Praktische Theologie

Autor/Hrsg.:

Kunz, Ralph [Hrsg.]

Titel/Untertitel:

Seelsorge. Grundlagen – Handlungsfelder – Dimensionen.

Verlag:

Göttingen: Vandenhoeck & Ruprecht 2016. 215 S. = Elementar, 4. Kart. EUR 28,00. ISBN 978-3-525-62013-7.

Rezensent:

Andrea Bieler

Der in der Reihe ELEMENTAR erschienene Band zum Thema Seelsorge bietet eine anregende und zugleich solide Orientierung im Feld der Poimenik, die sich sowohl an Studierende als auch an Berufsanfängerinnen und -anfänger richtet.

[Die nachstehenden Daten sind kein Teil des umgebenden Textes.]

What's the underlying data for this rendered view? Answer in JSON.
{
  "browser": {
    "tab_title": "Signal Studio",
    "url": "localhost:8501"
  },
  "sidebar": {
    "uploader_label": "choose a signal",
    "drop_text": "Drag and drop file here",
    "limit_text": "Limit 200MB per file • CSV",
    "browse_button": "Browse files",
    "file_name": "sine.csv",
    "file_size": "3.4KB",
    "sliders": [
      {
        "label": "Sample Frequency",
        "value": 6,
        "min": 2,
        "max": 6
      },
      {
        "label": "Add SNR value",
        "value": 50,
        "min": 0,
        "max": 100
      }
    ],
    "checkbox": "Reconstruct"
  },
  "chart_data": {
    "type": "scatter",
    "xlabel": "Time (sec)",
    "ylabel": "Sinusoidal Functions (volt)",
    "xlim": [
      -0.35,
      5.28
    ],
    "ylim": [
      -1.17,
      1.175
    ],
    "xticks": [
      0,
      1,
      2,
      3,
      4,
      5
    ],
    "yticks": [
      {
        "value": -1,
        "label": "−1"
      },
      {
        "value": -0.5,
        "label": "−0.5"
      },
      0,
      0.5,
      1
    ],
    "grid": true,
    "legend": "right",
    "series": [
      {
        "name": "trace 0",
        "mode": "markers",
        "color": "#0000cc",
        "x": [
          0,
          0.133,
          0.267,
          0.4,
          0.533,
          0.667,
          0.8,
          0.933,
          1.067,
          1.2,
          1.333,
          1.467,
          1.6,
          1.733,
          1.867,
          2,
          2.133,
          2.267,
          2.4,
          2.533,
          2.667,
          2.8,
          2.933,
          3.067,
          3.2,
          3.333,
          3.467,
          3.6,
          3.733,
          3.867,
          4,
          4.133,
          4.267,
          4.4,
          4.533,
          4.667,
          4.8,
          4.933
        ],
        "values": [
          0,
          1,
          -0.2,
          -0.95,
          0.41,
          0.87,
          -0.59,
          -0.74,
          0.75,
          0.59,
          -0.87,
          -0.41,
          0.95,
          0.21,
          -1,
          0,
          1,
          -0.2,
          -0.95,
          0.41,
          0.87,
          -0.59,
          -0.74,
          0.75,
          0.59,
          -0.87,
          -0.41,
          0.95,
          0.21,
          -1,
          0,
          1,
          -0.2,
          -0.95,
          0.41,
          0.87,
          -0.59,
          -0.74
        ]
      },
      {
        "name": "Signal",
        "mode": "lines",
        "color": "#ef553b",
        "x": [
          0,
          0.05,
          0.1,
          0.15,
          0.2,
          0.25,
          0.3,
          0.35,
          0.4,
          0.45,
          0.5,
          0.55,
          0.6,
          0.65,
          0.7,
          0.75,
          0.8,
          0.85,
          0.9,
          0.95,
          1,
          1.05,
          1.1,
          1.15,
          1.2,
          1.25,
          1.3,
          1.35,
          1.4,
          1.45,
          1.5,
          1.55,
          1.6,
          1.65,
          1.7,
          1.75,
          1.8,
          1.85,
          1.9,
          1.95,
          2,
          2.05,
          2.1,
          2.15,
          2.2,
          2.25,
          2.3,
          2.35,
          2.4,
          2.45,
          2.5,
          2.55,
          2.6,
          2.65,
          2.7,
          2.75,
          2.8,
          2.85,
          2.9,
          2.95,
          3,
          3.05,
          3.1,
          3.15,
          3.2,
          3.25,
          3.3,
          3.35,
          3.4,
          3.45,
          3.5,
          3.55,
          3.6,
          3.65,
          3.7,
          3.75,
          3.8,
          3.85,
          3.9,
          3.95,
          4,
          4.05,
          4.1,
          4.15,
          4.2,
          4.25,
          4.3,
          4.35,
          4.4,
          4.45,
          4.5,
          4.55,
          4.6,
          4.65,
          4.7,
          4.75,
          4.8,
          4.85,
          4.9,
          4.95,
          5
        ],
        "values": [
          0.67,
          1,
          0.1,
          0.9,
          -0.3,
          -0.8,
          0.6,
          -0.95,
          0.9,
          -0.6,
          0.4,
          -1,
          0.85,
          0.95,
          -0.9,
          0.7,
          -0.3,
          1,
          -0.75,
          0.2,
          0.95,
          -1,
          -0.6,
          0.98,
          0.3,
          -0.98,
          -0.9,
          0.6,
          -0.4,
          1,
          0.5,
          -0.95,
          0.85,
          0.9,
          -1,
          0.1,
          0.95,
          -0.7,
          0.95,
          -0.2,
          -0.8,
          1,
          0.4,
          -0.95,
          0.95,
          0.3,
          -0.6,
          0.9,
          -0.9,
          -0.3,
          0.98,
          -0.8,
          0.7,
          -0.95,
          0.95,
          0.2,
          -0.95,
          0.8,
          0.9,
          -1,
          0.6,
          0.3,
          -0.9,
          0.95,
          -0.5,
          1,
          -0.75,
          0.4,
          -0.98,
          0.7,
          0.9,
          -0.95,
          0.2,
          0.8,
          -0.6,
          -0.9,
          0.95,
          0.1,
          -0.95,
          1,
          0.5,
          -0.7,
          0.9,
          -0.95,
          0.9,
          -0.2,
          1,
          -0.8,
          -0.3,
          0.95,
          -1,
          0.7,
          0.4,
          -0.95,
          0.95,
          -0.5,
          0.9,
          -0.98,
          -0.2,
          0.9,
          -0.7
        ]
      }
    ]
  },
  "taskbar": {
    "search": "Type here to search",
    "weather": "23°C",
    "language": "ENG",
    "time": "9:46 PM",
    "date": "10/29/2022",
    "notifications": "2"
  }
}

Das Spezifikum dieses Bandes besteht darin, dass das Thema der Seelsorge auf die Gemeinde fokussiert wird; entsprechend werden klassische Seelsorgefelder wie die Spital- oder die Gefängnisseelsorge nicht weiter berücksichtigt.
Der Herausgeber folgt mit dieser Konzentration einem grundlegenden Impuls eines evangelischen Seelsorgeverständnisses, das die mündigen Gemeindemitglieder als religiöse Subjekte ernst nimmt, die sowohl der Seelsorge bedürfen als auch in Prozesse gegenseitiger Fürsorge involviert sind. Dieses an Schleiermacher und Nitzsch ausgerichtete Verständnis stellt m. E. eine zukunftsweisende Ausrichtung dar. Dies soll selbstverständlich keine Ab­wertung derjenigen Seelsorgelehren bedeuten, die sich spezifischen Institutionen zuwenden, wohl aber über den Rahmen hinausweisen, in dem Seelsorge unter vier Augen geschieht und eine Pfarrperson bzw. professionell ausgebildete Seelsorgerin anwesend ist.
Der Band ist in drei größere Abschnitte untergliedert. Im ersten Teil werden Grundlagen der Seelsorge beschrieben. Wolfgang Drechsel reflektiert den Zusammenhang von Seelsorgelernen und theoretischen Konzepten der Seelsorge. Michael Meyer-Blanck entwickelt Überlegungen zu einer Theologie der Seelsorge, die sich als Unterscheidungslehre versteht, die insbesondere in der Reflexion von Grenzerfahrungen relevant ist. Isabel Noths Beitrag befasst sich mit dem Verhältnis von Seelsorge und Psychoanalyse anhand des Austauschs zwischen dem Zürcher Pfarrer Oskar Pfister und Sigmund Freud. Dieses historische Beispiel zeigt, wie fruchtbar der Dialog zwischen diesen beiden Welten sein kann.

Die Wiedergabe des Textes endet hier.